The causes of mental illnesses are often obscured in a cloud of of environmental, genetic, and personal factors. Now, one study has uncovered a framework for the genetic portion of schizophrenia.
The study, published this week in the journal Nature Genetics, has identified 22 different locations in the human genome that are linked to schizophrenia. The sites were narrowed down using a genome-wide association study that looked at more than 59,000 people.
“If finding the causes of schizophrenia is like solving a jigsaw puzzle, then these new results give us the corners and some of the pieces on the edges,” said Dr.
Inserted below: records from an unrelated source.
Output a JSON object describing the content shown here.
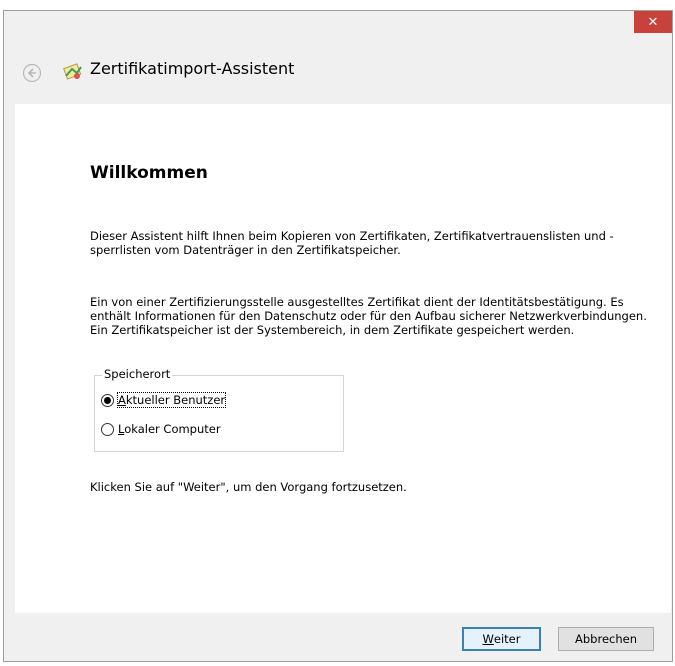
{
  "window": {
    "title": "Zertifikatimport-Assistent",
    "close_symbol": "✕"
  },
  "content": {
    "heading": "Willkommen",
    "paragraph1": "Dieser Assistent hilft Ihnen beim Kopieren von Zertifikaten, Zertifikatvertrauenslisten und -sperrlisten vom Datenträger in den Zertifikatspeicher.",
    "paragraph2": "Ein von einer Zertifizierungsstelle ausgestelltes Zertifikat dient der Identitätsbestätigung. Es enthält Informationen für den Datenschutz oder für den Aufbau sicherer Netzwerkverbindungen. Ein Zertifikatspeicher ist der Systembereich, in dem Zertifikate gespeichert werden.",
    "store_group": {
      "label": "Speicherort",
      "options": [
        {
          "mnemonic": "A",
          "rest": "ktueller Benutzer",
          "selected": true
        },
        {
          "mnemonic": "L",
          "rest": "okaler Computer",
          "selected": false
        }
      ]
    },
    "paragraph3": "Klicken Sie auf \"Weiter\", um den Vorgang fortzusetzen."
  },
  "footer": {
    "next": {
      "mnemonic": "W",
      "rest": "eiter"
    },
    "cancel_label": "Abbrechen"
  },
  "colors": {
    "close_red": "#c8413a",
    "focus_blue": "#3c7fb1"
  }
}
Patrick Sullivan, lead author of the study and a professor of genetics at the University of North Carolina School of Medicine. “We’ve debated this for a century, and we are now zeroing in on answers.
“This study gives us the clearest picture to date of two different pathways that might be going wrong in people with schizophrenia. Now we need to concentrate our research very urgently on these two pathways in our quest to understand what causes this disabling mental illness.”
According to Sullivan and his colleagues, one of the pathways involves genes that work together for functioning nerve cells. The other pathway involves over 13 genes that are known to be involved in the development of neurons in the brain.
“What’s really exciting about this is that now we can use standard, off-the-shelf genomic technologies to help us fill in the missing pieces,” said Sullivan. “We now have a clear and obvious path to getting a fairly complete understanding of the genetic part of schizophrenia. That wouldn’t have been possible five years ago.”